"Old or young, she is the best milker in the village, and the best looking one, and the best bred," he would say. "And wherefore not? Is she not Surâbhi the Great Milk-Mother, whom even the gods worship? Since without her where would the little godlings be?" And then he would pop down the lotah and cease milking for a moment, so that both hands might be free for a reverential salaam to the old cow who, at the cessation, would turn her mild white face--the real Brahmini zebu face with its wide dewy black nostril, wide dewy black eyes, and long lopping ears--to see what had come to old Gopi; and as often as not, would give his round frosted black poll a lick round with her black frosted tongue, by way of encouragement to go on, as if he had been a calf!
But the connoisseurs over the wall would snigger, and touch their foreheads, and say that Gopâl Das was getting quite childish and mixed up things. Though, no doubt, the great Surâbhi must have been just such another cow, since the old man said right. There was not her like in the village. No! not even now that Govinda had brought home the brown cow with five teats, which had taken the prize at the Huzoor's big show. It was younger, of course, but Surâbhi would outlast the old man, and what more could he want? Then who, before these latter days, had ever heard tell of a brown cow? And as for the five teats, they might portend more milk, but were they lawful?

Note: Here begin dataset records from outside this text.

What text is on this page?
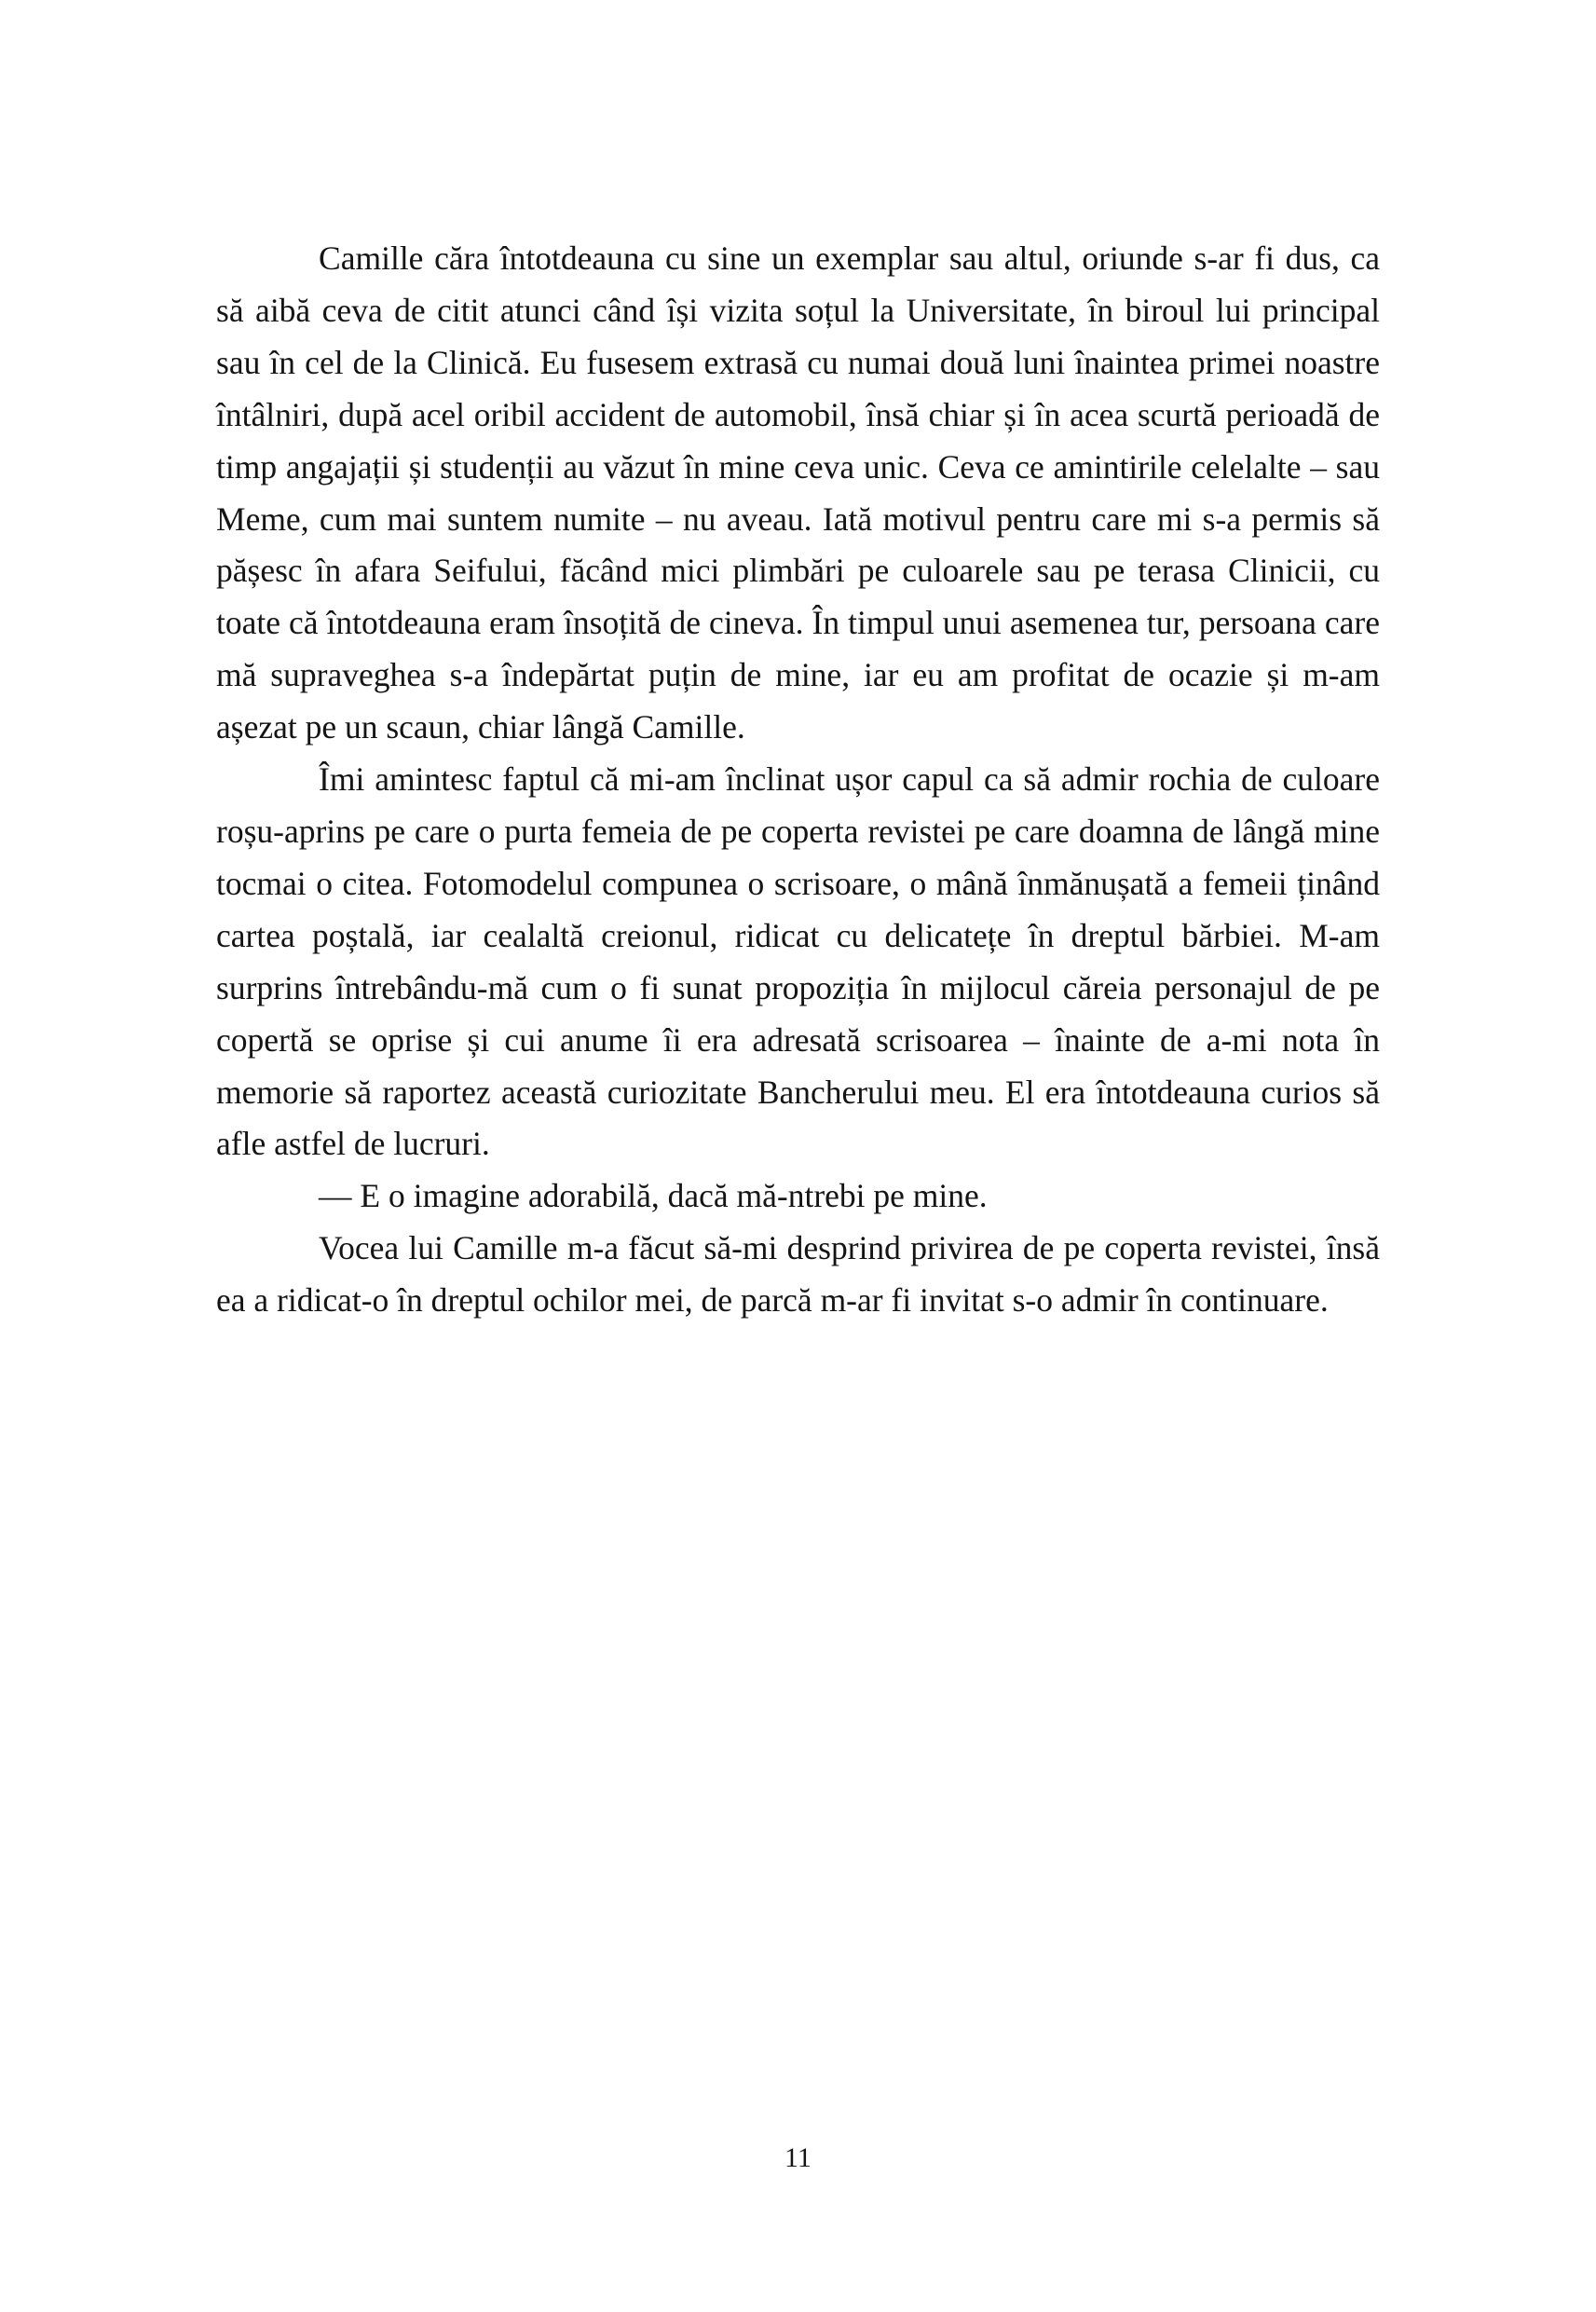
Camille căra întotdeauna cu sine un exemplar sau altul, oriunde s-ar fi dus, ca să aibă ceva de citit atunci când își vizita soțul la Universitate, în biroul lui principal sau în cel de la Clinică. Eu fusesem extrasă cu numai două luni înaintea primei noastre întâlniri, după acel oribil accident de automobil, însă chiar și în acea scurtă perioadă de timp angajații și studenții au văzut în mine ceva unic. Ceva ce amintirile celelalte – sau Meme, cum mai suntem numite – nu aveau. Iată motivul pentru care mi s-a permis să pășesc în afara Seifului, făcând mici plimbări pe culoarele sau pe terasa Clinicii, cu toate că întotdeauna eram însoțită de cineva. În timpul unui asemenea tur, persoana care mă supraveghea s-a îndepărtat puțin de mine, iar eu am profitat de ocazie și m-am așezat pe un scaun, chiar lângă Camille.

Îmi amintesc faptul că mi-am înclinat ușor capul ca să admir rochia de culoare roșu-aprins pe care o purta femeia de pe coperta revistei pe care doamna de lângă mine tocmai o citea. Fotomodelul compunea o scrisoare, o mână înmănușată a femeii ținând cartea poștală, iar cealaltă creionul, ridicat cu delicatețe în dreptul bărbiei. M-am surprins întrebându-mă cum o fi sunat propoziția în mijlocul căreia personajul de pe copertă se oprise și cui anume îi era adresată scrisoarea – înainte de a-mi nota în memorie să raportez această curiozitate Bancherului meu. El era întotdeauna curios să afle astfel de lucruri.

— E o imagine adorabilă, dacă mă-ntrebi pe mine.

Vocea lui Camille m-a făcut să-mi desprind privirea de pe coperta revistei, însă ea a ridicat-o în dreptul ochilor mei, de parcă m-ar fi invitat s-o admir în continuare.

11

So long-limbed, whole-hearted, dull-headed, the villagers went doubtfully about their business scarcely less confused than old Gopi between facts and fancies, realities and unrealities; tied and bound, as their like are in hamlet and village, by the allegories of a faith whose inner teaching has been forgotten.
But old Gopâl stayed with Surâbhi. His life was bounded by her. How he lived was one of the many mysteries of Indian village life. He did nothing but look after his cow, but he must have inherited some fractional share of the village land from his fathers, or been entitled, by reason of his race, to some ancestral dues, for twice a year at harvest time he would come back to the courtyard, like a squirrel to its nest, with so many handfuls of this grain and so many handfuls of that, so many bundles of wheat straw, millet stalks, or pea stems. And on these, and the milk she gave, he and Surâbhi lived contentedly. He was very old; if he had had wife and children in the past he had quite forgotten them. Yet it was typical of village life that no one forgot old Gopi or his rights. Whatever was due to him from well or unwatered land, even if it were only so many leaves of tobacco or chili pods, came to the courtyard as regularly as the sunshine.
And, regularly as the sunshine, too, the old man, after he had milked Surâbhi in the early dawn, would go with his solitary blanket and a little spud, and spend the whole day till sunset in gathering succulent weeds for the Great Milk-Mother's supper. It was his religion. And under the broad blue sky, edging a plantigrade path over the parched plain, leaving, like a locust, not a green leaf behind him, old Gopi's mind would be full of confused piety and mystical meanings.
This was the highest service of man, this was Faith, and Hope, and Charity all combined; since every one knew that Surâbhi was the World-Mother, and without her--
Here the old Brahmin's memory of words would fail him, and he would fall back on deeds, by digging at the biggest weed within reach.
From year's end to year's end he seldom fingered a coin, and if he did, it was Surâbhi who brought it to him. Her last calf had long since become an ox, and drifted away from the village to fill a gap in the great company of the ploughers and martyrs who give the coffer of the Empire all its gold and die in thousands--long before famine touches humanity--without a penny piece from that coffer being spent to save them from starvation. Yet she still, after the fashion of her race, gave milk and to spare. The latter went, as a rule, to folk poorer still than the old Brahmin, especially to children; but when he sold it, part of the money was always spent on a new charm for Surâbhi's neck. And it might be noted that whenever, by looking over the old mud walls which separated the village courtyards one from the other, he found that Govinda's brown cow had a fresh bell or disposition of cowries round her neck, there was always enough milk over and above Gopi's wants next day to procure a similar adornment for the white one with its heavy dewlap.
The rivalry grew, by degrees, into a definite challenge between their owners, so that when, after a time, Govinda's beast fell off in her milk, Gopi's delight was palpable, and he scouted all reasonable explanations of the fact.
The cow, he said, was underbred. You could see by her hoofs that she had been accustomed to wander about and pick up her own living like low-caste folk; while Surâbhi bore token of her lifelong seclusion in every polished ring of her long-pointed black toes.